When asked by Tesla Owners Silicon Valley, a Twitter account with almost 600,000 followers, how long the recession would last, Musk replied that it would last “until spring of ‘24.”

Despite GDP growth in the U.S. of six percent in 2021, many expect it to fall by 3.2 percent in 2022, followed by an additional 2.7 percent next year, according to the International Monetary Fund. The Federal Reserve expects GDP in the U.S. will only rise to 0.2 percent this year.

At the same time, Tesla failed to achieve revenue estimates, warning of possible delays for deliveries in 2022. However, Musk remains confident that the U.S. economy is in “pretty good health,” though he stressed that soaring interest rates are affecting it.
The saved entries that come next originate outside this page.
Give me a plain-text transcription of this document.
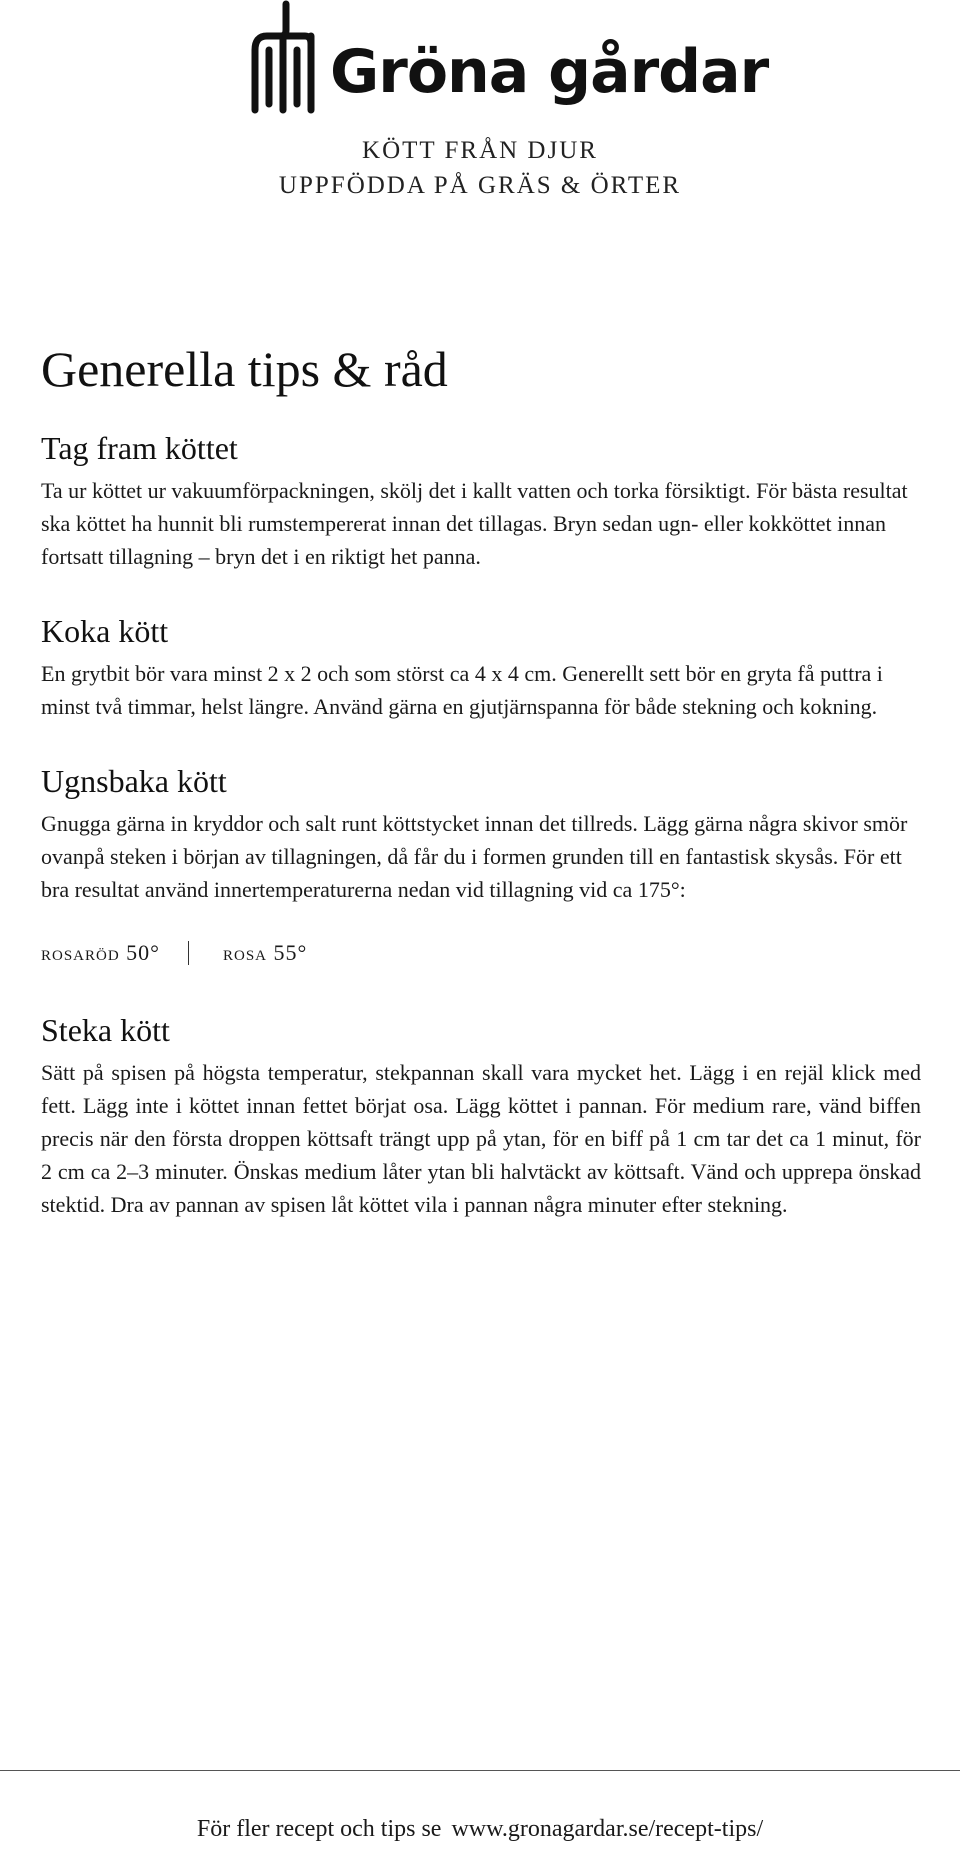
Gröna gårdar
KÖTT FRÅN DJUR
UPPFÖDDA PÅ GRÄS & ÖRTER
Generella tips & råd
Tag fram köttet

Ta ur köttet ur vakuumförpackningen, skölj det i kallt vatten och torka försiktigt. För bästa resultat ska köttet ha hunnit bli rumstempererat innan det tillagas. Bryn sedan ugn- eller kokköttet innan fortsatt tillagning – bryn det i en riktigt het panna.

Koka kött

En grytbit bör vara minst 2 x 2 och som störst ca 4 x 4 cm. Generellt sett bör en gryta få puttra i minst två timmar, helst längre. Använd gärna en gjutjärnspanna för både stekning och kokning.

Ugnsbaka kött

Gnugga gärna in kryddor och salt runt köttstycket innan det tillreds. Lägg gärna några skivor smör ovanpå steken i början av tillagningen, då får du i formen grunden till en fantastisk skysås. För ett bra resultat använd innertemperaturerna nedan vid tillagning vid ca 175°:

rosaröd 50°	rosa 55°
Steka kött

Sätt på spisen på högsta temperatur, stekpannan skall vara mycket het. Lägg i en rejäl klick med fett. Lägg inte i köttet innan fettet börjat osa. Lägg köttet i pannan. För medium rare, vänd biffen precis när den första droppen köttsaft trängt upp på ytan, för en biff på 1 cm tar det ca 1 minut, för 2 cm ca 2–3 minuter. Önskas medium låter ytan bli halvtäckt av köttsaft. Vänd och upprepa önskad stektid. Dra av pannan av spisen låt köttet vila i pannan några minuter efter stekning.

För fler recept och tips se www.gronagardar.se/recept-tips/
He criticized the Federal Reserve’s lifting of its benchmark interest rate in response to a rise in inflation.

“The [Federal Reserve’s] decisions make sense if you’re looking in the rear-view mirror, not if you’re looking out the windshield,” he said.

“A little bit of that is raising interest rates more than they should, but I think they’ll eventually realize that and bring back down, I think,” Musk said.


Apart from Musk, Amazon founder Jeff Bezos also warned of rough times for the economy, pressing the need to “batten down the hatches.” This statement accompanied a video made by Goldman Sachs CEO David Solomon, who also said in an interview with CNBC that a recession could be under way.

Jamie Dimon, CEO of JPMorgan Chase, also warned of some economic problems coming soon.

Before his comments on recession, Musk was already weary of hints of a recession the week before. Despite the signs, he showed little worry, declaring that Tesla is all “pedal to the metal” on production.

“To be frank, we’re very pedal to the metal come rain or shine,” he answered to an analyst’s question on how Tesla would handle the recession. “We are not reducing our production in any meaningful way, recession or not recession.”

Musk also believes that the world is leaning towards electric vehicles (EVs), making gas-powered vehicles irrelevant and obsolete. 

“I wouldn’t say it’s recession-proof but it’s recession-resilient, because basically the people of Earth have made the decision in large part to move away from gasoline cars,” he added.

Musk also said that China and Europe are both in “recessions of sorts,” with China affected by the real estate market, and Europe undergoing an energy crisis.